Why Larger Firms Produce Higher Value Inventions

11/01/2022
Featured in print Digest

The figure is a dual-axis line chart titled, "Patent Value and Quality by Firm Size."  The left-hand axis, which ranges from zero to 40, plots the average patent value in millions of dollars, and the right-hand axis, which spans from 1 to 1.6, plots the average number of citations per patent. The x-axis represents firm size; it spans the first through fourth sales quartiles.   Patent value begins below $5 million in the first sales quartile, but increases in firm size: patent value is around $35 million in the fourth quartile. The average number of citations per patent starts above 1.5 in the first sales quartile, but decreases in firm size: citations per patent averages around 1.15 in the fourth sales quartile.  Source: Researchers' calculations using data from DISCERN, PATSTAT, Compustat and other sources

Larger firms tend to profit more from their inventions than do their smaller counterparts. In Invention Value, Inventive Capability, and the Large Firm Advantage (NBER Working Paper 30354), Ashish Arora, Wesley M. Cohen, Honggi Lee, and Divya Sebastian find that this does not occur because large firms produce inventions of higher technical quality. Rather, it is because they extract more value from their inventions, likely through more effective commercialization, which includes product development, marketing, distribution channels, and manufacturing. The researchers estimate that doubling a firm’s size is associated with an increase of between 5 and 16 percent in the value of a given invention, depending on whether or not one controls for the firm’s capitalization.

The study analyzed 2,786 manufacturing firms from 1980 through 2015. Sales, various other accounting measures, and industry codes were collected from the Standard & Poor’s CRSP/Compustat database. The median firm had sales of $263 million and a market capitalization of $364 million, while the means were $3.1 billion and $4.2 billion, respectively. Information on the patents owned by the US-headquartered public firms was extracted from the Duke Innovation & SCientific Enterprises Research Network, the US Patent and Trademark Office, and the European Patent Office.

Average invention value increases with firm size even though average invention quality declines because larger firms have a greater capacity to capture value from their inventions.

Invention value was measured in two ways. One relied on the rise in the patent-owning firm’s stock price just after a patent was issued. The other used the share of inventions patented in multiple jurisdictions. Filing in multiple jurisdictions is costly, and the researchers assume that patent applicants were likely to incur those costs only if they believed a given invention was of high value. Invention quality was measured using the number of forward citations for each patent, reflecting the view that inventions of higher technical quality will induce others to patent similar or follow-on inventions.

While average invention value increased with firm size, average invention quality declined by an estimated 2.7 percent when firm size doubled. This translated into about 0.04 fewer normalized citations. For comparison, the average number of forward citations of a patent, after normalizing by the mean citation count within each grant year and Cooperative Patent Classification code class pair, was 1.3.

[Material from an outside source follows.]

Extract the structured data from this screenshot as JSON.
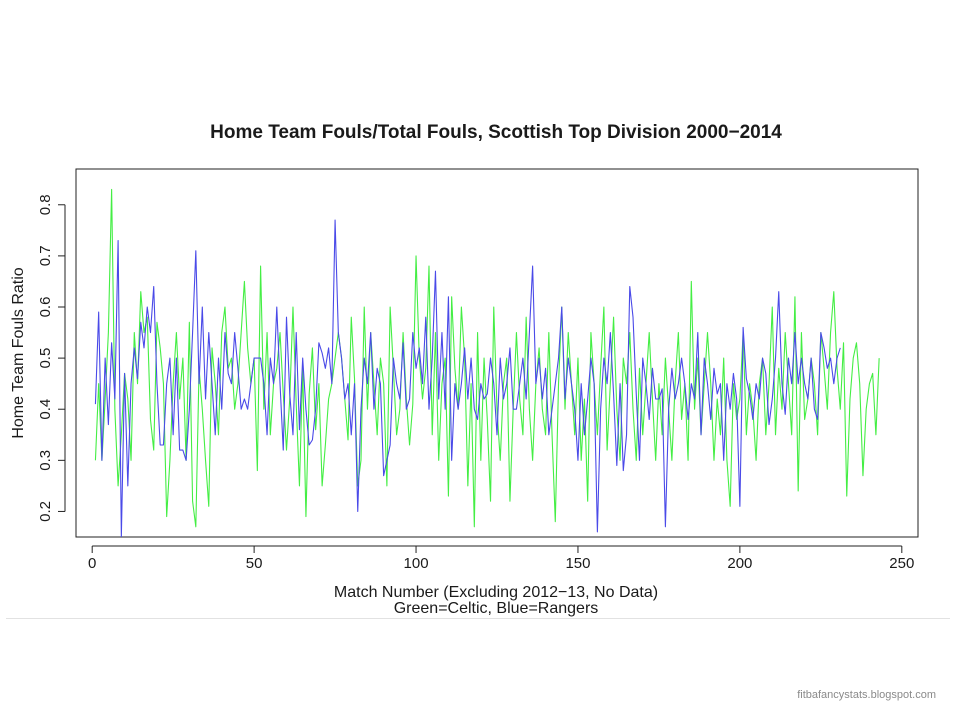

The option to sell or license patents or access outside commercialization capabilities reduced the large firm advantage. The researchers found that small firms that sell patents to larger firms indirectly take advantage of the commercialization capabilities of their larger counterparts. In industries in which patents are commonly sold, the relationship between firm size and the private value of an invention was about 13 percent weaker, and the relationship between firm size and invention quality was about 11 percent weaker, than in other industries.

The core finding that larger firms are more adept at capturing an invention’s value suggests that larger firms can afford to support lower quality inventions while smaller firms, due to their limited commercialization capabilities, tend to focus their efforts on the highest quality inventions.